She stepped in at once.
“As a matter of fact,” she told him, “I was looking for a taxicab. I have had a telegram from Ralph. He wants us to go down to Portsmouth by the first train we can catch this morning. He says that if we can get down there in time to have lunch at two o’clock, he can show us over the Scorpion. After to-day she will be closed to visitors, even his own relations. I was just going to see if Geraldine could come.”
Granet was thoughtful for a moment. He glanced at the little clock on the dashboard opposite to him.
“I tell you what,” he suggested, “why not let me motor you and Miss Conyers down? I don’t believe there’s another fast train before one o’clock, and we’d get down in a couple of hours, easily. It’s just what I’m longing for, a good stretch into the country.”
“I should love it,” the girl exclaimed, “and I should think Geraldine would. Will you wait while I run in and see her?”
“Of course,” Granet replied. “Here we are, and there’s Miss Conyers at the window. You go in and talk her over and I’ll just see that we’ve got lots of petrol. I’ll have you down there within two hours, all right, if we can get away before the roads are crowded.”
She hurried into the house.

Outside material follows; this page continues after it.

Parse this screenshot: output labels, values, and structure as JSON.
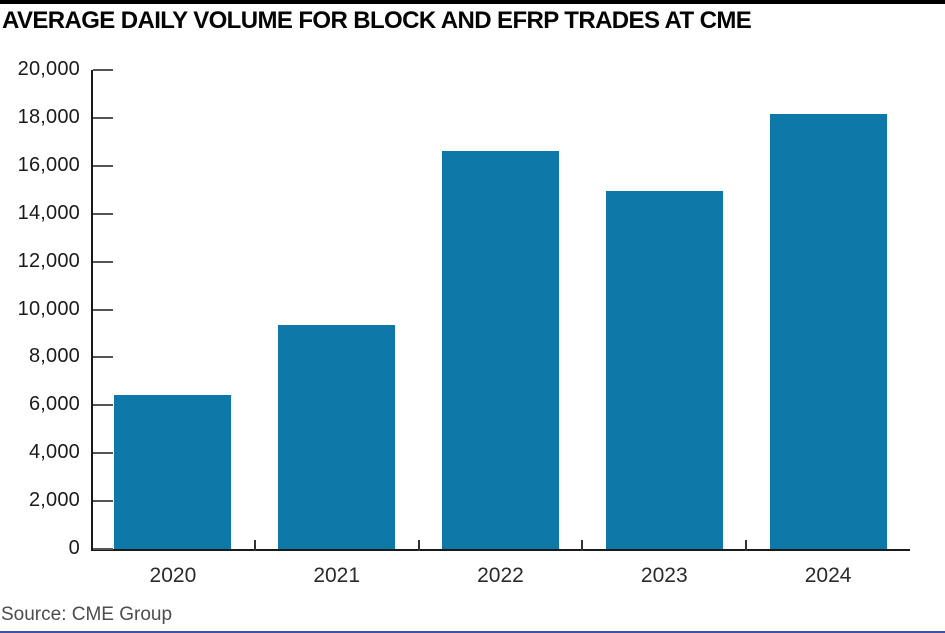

Geraldine met her on the threshold and they talked together for a few moments. Then Olive reappeared, her face beaming.
“Geraldine would simply love it,” she announced. “She will be here in five minutes. Could we just stop at my house for a motor-coat?”
“Certainly!” Granet agreed, glancing at his watch. “This is absolutely ripping! We shall be down there by one o’clock. Why is this to be Conyers’ last day for entertaining?”
“I don’t know,” she answered indifferently. “Some Admiralty regulation, I suppose.”
“After all,” he declared, “I am not sure whether I chose the right profession. There is so much that is mysterious about the Navy. They are always inventing something or trying something new.”
Geraldine came down the steps, waving her hand.
“This is the most delightful idea!” she exclaimed, as Granet held the door open. “Do you really mean that you are going to take us down to Portsmouth and come and see Ralph?”
“I am not going to worry your brother,” he answered, smiling, “but I am going to take you down to Portsmouth, if I may. We shall be there long before you could get there by train, and—well, what do you think of my new toy?”
“Simply wonderful,” Geraldine declared. “Olive told me that your uncle had just given it you. What a lucky person you are, Captain Granet!”
He laughed a little shortly as they glided off.
“Do you think so?” he answered. “Well, I am lucky in my uncle, at any rate. He is one of those few people who have a great deal of money and don’t mind spending it. I was getting bored to death with my game leg and arm, and certainly this makes one forget both of them. Six cylinders, you see, Miss Conyers, and I wouldn’t like to tell you what we can touch if we were pressed.”